Salvo los mosquitos y las serpientes me gustan todos los animales, pero los felinos están en lo alto del podio. Quien no sienta una pasión semejante pensará que lo que viene a continuación es una sinsorgada, o sea que lo mejor es que deje de leer en este mismo momento.
En los ojos de los perros y los caballos hay una profunda humanidad, una forma de vínculo. En los ojos de los gatos hay un misterio abismal. Esto se ha dicho infinidad de veces, pero es cierto. Los perros y los caballos han acompañado al hombre desde sus orígenes. Los gatos llegaron, probablemente, de un planeta muy lejano. Mi mujer y yo hemos tenido perros y gatos.
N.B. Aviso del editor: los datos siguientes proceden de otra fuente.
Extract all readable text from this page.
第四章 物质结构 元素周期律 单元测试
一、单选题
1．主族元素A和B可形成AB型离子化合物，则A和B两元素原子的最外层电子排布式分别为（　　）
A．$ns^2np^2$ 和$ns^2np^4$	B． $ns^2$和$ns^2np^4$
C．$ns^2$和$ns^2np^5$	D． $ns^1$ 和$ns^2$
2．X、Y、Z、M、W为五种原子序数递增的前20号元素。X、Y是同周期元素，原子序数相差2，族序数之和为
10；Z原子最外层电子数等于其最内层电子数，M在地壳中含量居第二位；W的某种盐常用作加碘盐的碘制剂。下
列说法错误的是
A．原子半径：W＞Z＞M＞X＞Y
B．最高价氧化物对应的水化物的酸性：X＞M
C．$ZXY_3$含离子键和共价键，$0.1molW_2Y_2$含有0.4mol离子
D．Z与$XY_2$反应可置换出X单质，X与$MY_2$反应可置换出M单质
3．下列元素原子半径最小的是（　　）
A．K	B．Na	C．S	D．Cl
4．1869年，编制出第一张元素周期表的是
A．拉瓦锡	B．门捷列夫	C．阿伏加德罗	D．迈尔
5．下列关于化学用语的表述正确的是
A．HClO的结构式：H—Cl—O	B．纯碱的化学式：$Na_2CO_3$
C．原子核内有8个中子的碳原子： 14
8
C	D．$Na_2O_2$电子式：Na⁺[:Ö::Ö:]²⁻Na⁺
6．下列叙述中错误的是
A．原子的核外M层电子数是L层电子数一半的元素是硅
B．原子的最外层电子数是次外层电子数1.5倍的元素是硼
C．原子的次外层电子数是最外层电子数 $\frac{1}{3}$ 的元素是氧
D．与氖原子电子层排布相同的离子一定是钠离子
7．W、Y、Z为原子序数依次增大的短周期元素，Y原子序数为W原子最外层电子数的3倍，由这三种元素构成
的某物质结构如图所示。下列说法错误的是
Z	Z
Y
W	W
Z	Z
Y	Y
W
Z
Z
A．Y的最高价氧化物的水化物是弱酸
Uno puede elegir a un perro o un caballo y convertirse, palabra horrible, en su amo, o en su jefe de manada. Un gato te elige a ti para que le sirvas y le adores. Con un gato, pues, se establece la misma relación que hay entre un humano y una deidad. Nosotros hemos tenido una docena de gatos, y lo que yo sentí por uno de ellos, el gato Bigún, no lo he sentido jamás por ningún otro gato o ningún otro animal. Cuando murió estuve llorando una semana y no pasa otra sin que me acuerde de él.
Con los anteriores, extrañamente, no establecí vínculos profundos. ¿Era yo un descastado entonces? No digo que no. Mi primer gato se llamaba Mugas y me acompañó mucho durante un periodo de abandono, a finales de los setenta. Era un gato abisinio, o naranja, o Ginger Cat, como les llaman los ingleses, un nombre muy bonito porque suena a galleta. No sé de dónde salió y apenas recuerdo sus costumbres. Y es raro, porque en aquella época, ya digo, pasábamos largas horas juntos. Lo único que me viene a la cabeza es el día en que devoró hasta la última hoja de una planta de marihuana que yo tenía en usufructo. No es que le hicieran mucha falta los alucinógenos, como a ningún gato, porque, ahora que me acuerdo, solía entrar en trance escuchando música, aunque solo le pasaba con dos discos: La Catedral, de Sisa, e In the Court of the Crimson King. Pink Floyd, por ejemplo, le resultaba indiferente, pero con aquellos dos se quedaba inmóvil, los ojos muy abiertos y las orejas aguzadísimas. Probablemente conectaba con una frecuencia alienígena (su planeta originario) o captaba un mensaje oculto entre los surcos. El resto del día, como sus compañeros de especie, debía dedicarlo a sus cinco mil siestas.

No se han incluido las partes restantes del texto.